RARE Daily

Magenta and Avrobio Form Collaboration for Conditioning Patients for Gene Therapy

May 6, 2020

Rare Daily Staff

Magenta Therapeutics and Avrobio have entered into a research and clinical collaboration to evaluate the potential utility of MGTA-117, Magenta’s novel targeted antibody-drug conjugate for conditioning patients before they receive one of Avrobio’s experimental lentiviral gene therapies.

The collaboration will combine Magenta’s antibody-drug conjugate (ADC)-based conditioning with Avrobio’s expertise in lentiviral gene therapies to develop therapies that will enable patients to live free from disease.

Under the collaboration, Magenta and Avrobio will jointly evaluate MGTA-117 in conjunction with one or more of Avrobio’s investigational gene therapies. Magenta will retain all commercial rights to MGTA-117. Avrobio will retain all commercial rights to its gene therapies and will be responsible for the clinical trial costs related to the evaluation of MGTA-117 with Avrobio’s gene therapies.

“We believe targeted ADCs represent the next generation of medicines to prepare patients for gene therapy or transplant in a targeted, precise way,” said Jason Gardner, president and CEO, Magenta Therapeutics. “This partnership will allow Magenta to validate our conditioning platform in lentiviral gene therapy applications.”

Magenta believes ADCs will be the preferred modality for lentiviral gene therapy conditioning programs, and will continue to develop MGTA-117 in diseases outside the collaboration with Avrobio, including blood cancers and genetic diseases.

MGTA-117, Magenta’s most advanced conditioning program, is a CD117-targeted antibody engineered for the transplant setting and conjugated to amanitin, a toxin in-licensed from Heidelberg Pharma. It is designed to precisely deplete only hematopoietic stem and progenitor cells and has shown high selectivity, potent efficacy, wide safety margins and broad tolerability in non-human primate models, suggesting that it may be capable of clearing space in bone marrow to support long-term engraftment and rapid recovery in humans. Magenta plans to complete IND-enabling studies this year.

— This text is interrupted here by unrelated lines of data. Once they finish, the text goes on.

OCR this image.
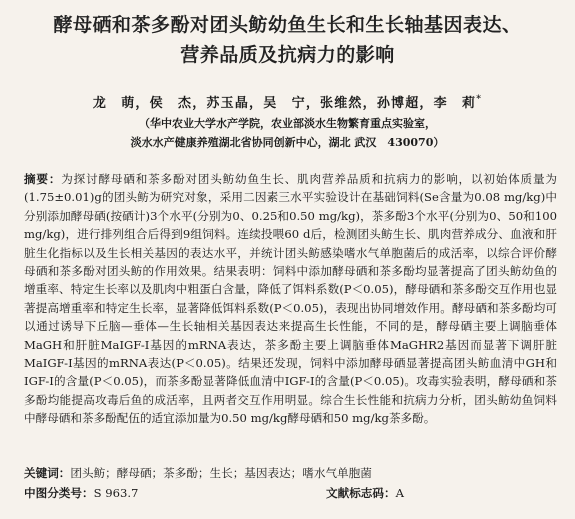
酵母硒和茶多酚对团头鲂幼鱼生长和生长轴基因表达、
营养品质及抗病力的影响
龙　萌，侯　杰，苏玉晶，吴　宁，张维然，孙博超，李　莉*
（华中农业大学水产学院，农业部淡水生物繁育重点实验室，
淡水水产健康养殖湖北省协同创新中心，湖北 武汉　430070）
摘要：为探讨酵母硒和茶多酚对团头鲂幼鱼生长、肌肉营养品质和抗病力的影响，以初始体质量为(1.75±0.01)g的团头鲂为研究对象，采用二因素三水平实验设计在基础饲料(Se含量为0.08 mg/kg)中分别添加酵母硒(按硒计)3个水平(分别为0、0.25和0.50 mg/kg)，茶多酚3个水平(分别为0、50和100 mg/kg)，进行排列组合后得到9组饲料。连续投喂60 d后，检测团头鲂生长、肌肉营养成分、血液和肝脏生化指标以及生长相关基因的表达水平，并统计团头鲂感染嗜水气单胞菌后的成活率，以综合评价酵母硒和茶多酚对团头鲂的作用效果。结果表明：饲料中添加酵母硒和茶多酚均显著提高了团头鲂幼鱼的增重率、特定生长率以及肌肉中粗蛋白含量，降低了饵料系数(P＜0.05)，酵母硒和茶多酚交互作用也显著提高增重率和特定生长率，显著降低饵料系数(P＜0.05)，表现出协同增效作用。酵母硒和茶多酚均可以通过诱导下丘脑—垂体—生长轴相关基因表达来提高生长性能，不同的是，酵母硒主要上调脑垂体MaGH和肝脏MaIGF-I基因的mRNA表达，茶多酚主要上调脑垂体MaGHR2基因而显著下调肝脏MaIGF-I基因的mRNA表达(P＜0.05)。结果还发现，饲料中添加酵母硒显著提高团头鲂血清中GH和IGF-I的含量(P＜0.05)，而茶多酚显著降低血清中IGF-I的含量(P＜0.05)。攻毒实验表明，酵母硒和茶多酚均能提高攻毒后鱼的成活率，且两者交互作用明显。综合生长性能和抗病力分析，团头鲂幼鱼饲料中酵母硒和茶多酚配伍的适宜添加量为0.50 mg/kg酵母硒和50 mg/kg茶多酚。
关键词：团头鲂；酵母硒；茶多酚；生长；基因表达；嗜水气单胞菌
中图分类号：S 963.7	文献标志码：A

Avrobio currently uses a busulfan conditioning regimen, an extensively validated conditioning agent generally considered to be the gold standard for ex vivo lentiviral gene therapy, based on decades of general use and administration to hundreds of patients treated with lentiviral gene therapy candidates. The treating clinician uses therapeutic drug monitoring to evaluate how quickly the patient metabolizes busulfan and adjusts the dose regimen accordingly with the goal of achieving the optimum result.

Avrobio has reported early clinical data that suggest busulfan can effectively clear space in the patient’s bone marrow, where stem cells engraft, produce generations of daughter cells carrying the therapeutic gene and make the functional protein the patient needs to maintain cellular health.

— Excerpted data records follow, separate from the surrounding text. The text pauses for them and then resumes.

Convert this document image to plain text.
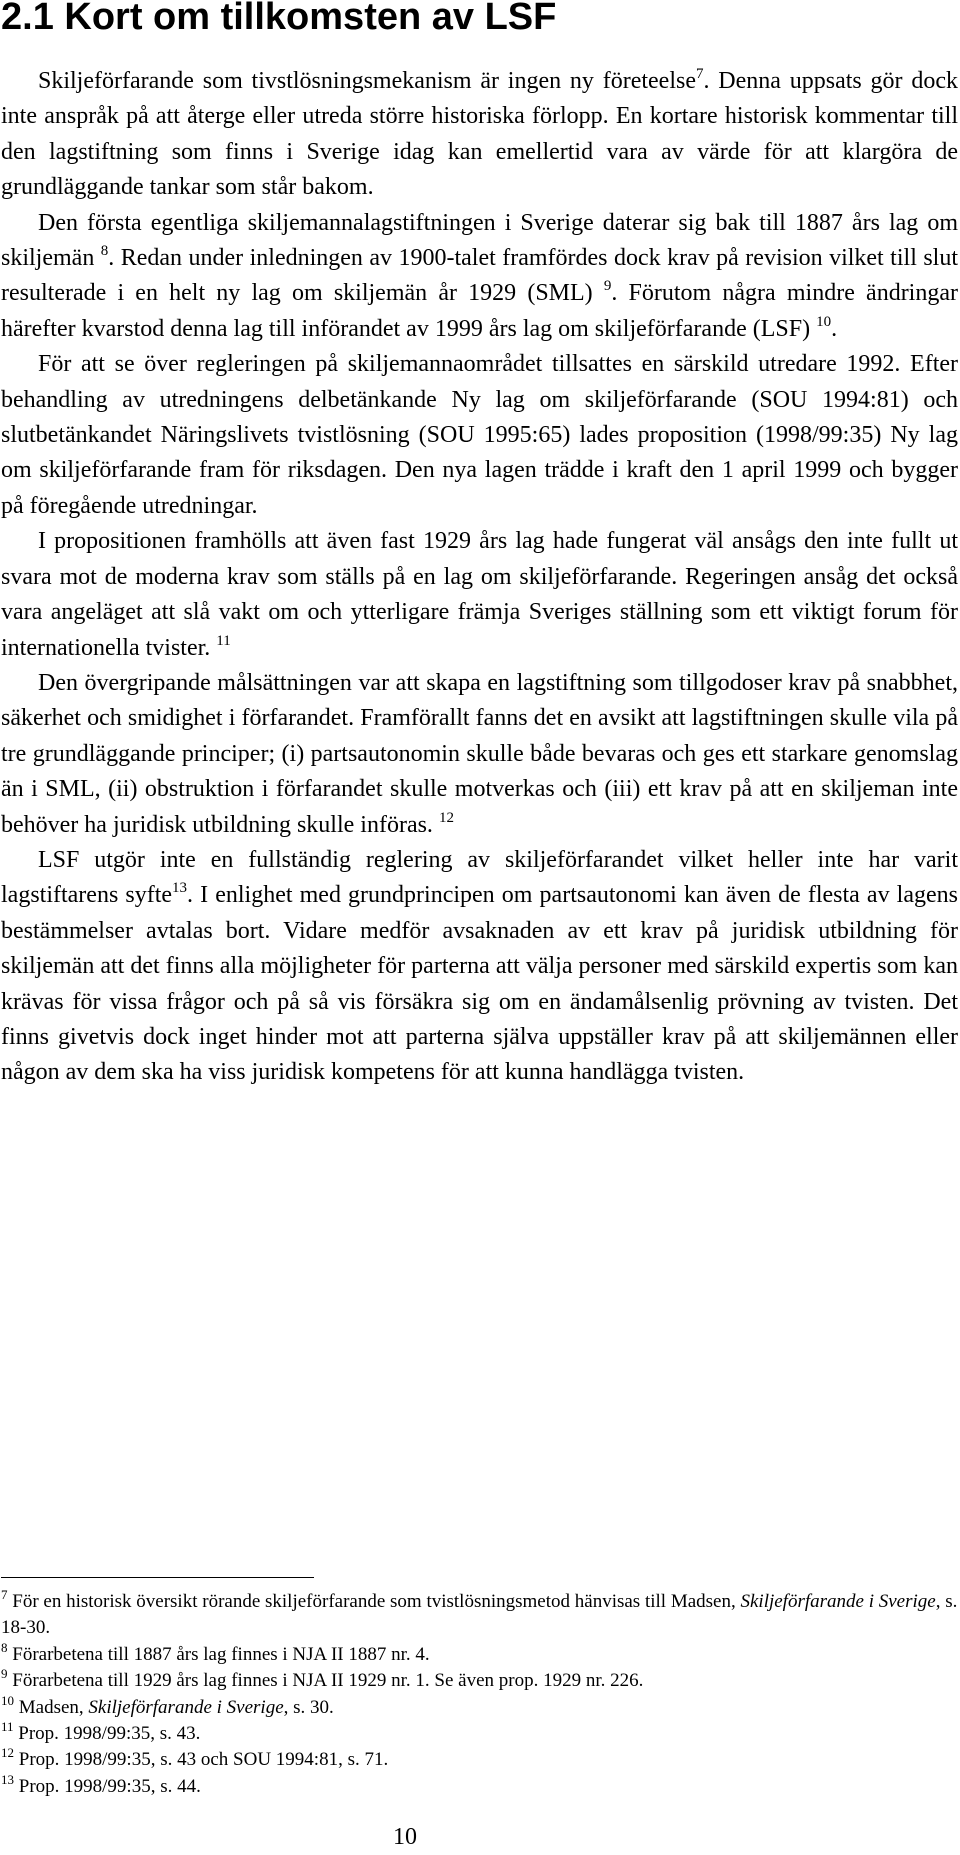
2.1 Kort om tillkomsten av LSF

Skiljeförfarande som tivstlösningsmekanism är ingen ny företeelse$^7$. Denna uppsats gör dock inte anspråk på att återge eller utreda större historiska förlopp. En kortare historisk kommentar till den lagstiftning som finns i Sverige idag kan emellertid vara av värde för att klargöra de grundläggande tankar som står bakom.

Den första egentliga skiljemannalagstiftningen i Sverige daterar sig bak till 1887 års lag om skiljemän $^8$. Redan under inledningen av 1900-talet framfördes dock krav på revision vilket till slut resulterade i en helt ny lag om skiljemän år 1929 (SML) $^9$. Förutom några mindre ändringar härefter kvarstod denna lag till införandet av 1999 års lag om skiljeförfarande (LSF) $^{10}$.

För att se över regleringen på skiljemannaområdet tillsattes en särskild utredare 1992. Efter behandling av utredningens delbetänkande Ny lag om skiljeförfarande (SOU 1994:81) och slutbetänkandet Näringslivets tvistlösning (SOU 1995:65) lades proposition (1998/99:35) Ny lag om skiljeförfarande fram för riksdagen. Den nya lagen trädde i kraft den 1 april 1999 och bygger på föregående utredningar.

I propositionen framhölls att även fast 1929 års lag hade fungerat väl ansågs den inte fullt ut svara mot de moderna krav som ställs på en lag om skiljeförfarande. Regeringen ansåg det också vara angeläget att slå vakt om och ytterligare främja Sveriges ställning som ett viktigt forum för internationella tvister. $^{11}$

Den övergripande målsättningen var att skapa en lagstiftning som tillgodoser krav på snabbhet, säkerhet och smidighet i förfarandet. Framförallt fanns det en avsikt att lagstiftningen skulle vila på tre grundläggande principer; (i) partsautonomin skulle både bevaras och ges ett starkare genomslag än i SML, (ii) obstruktion i förfarandet skulle motverkas och (iii) ett krav på att en skiljeman inte behöver ha juridisk utbildning skulle införas. $^{12}$

LSF utgör inte en fullständig reglering av skiljeförfarandet vilket heller inte har varit lagstiftarens syfte$^{13}$. I enlighet med grundprincipen om partsautonomi kan även de flesta av lagens bestämmelser avtalas bort. Vidare medför avsaknaden av ett krav på juridisk utbildning för skiljemän att det finns alla möjligheter för parterna att välja personer med särskild expertis som kan krävas för vissa frågor och på så vis försäkra sig om en ändamålsenlig prövning av tvisten. Det finns givetvis dock inget hinder mot att parterna själva uppställer krav på att skiljemännen eller någon av dem ska ha viss juridisk kompetens för att kunna handlägga tvisten.

$^7$ För en historisk översikt rörande skiljeförfarande som tvistlösningsmetod hänvisas till Madsen, Skiljeförfarande i Sverige, s. 18-30.

$^8$ Förarbetena till 1887 års lag finnes i NJA II 1887 nr. 4.

$^9$ Förarbetena till 1929 års lag finnes i NJA II 1929 nr. 1. Se även prop. 1929 nr. 226.

$^{10}$ Madsen, Skiljeförfarande i Sverige, s. 30.

$^{11}$ Prop. 1998/99:35, s. 43.

$^{12}$ Prop. 1998/99:35, s. 43 och SOU 1994:81, s. 71.

$^{13}$ Prop. 1998/99:35, s. 44.

10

Still, the company is continually assessing new technologies that could be complementary to its platform improve its capabilities, said Geoff MacKay, president and CEO, Avrobio. “This agreement with Magenta springs from our strategic focus on maintaining technology leadership in gene therapy,” he said. Avrobio’s clinical stage rare disease programs include gene therapies targeting Fabry disease, Gaucher disease, Pompe disease, and cystinosis.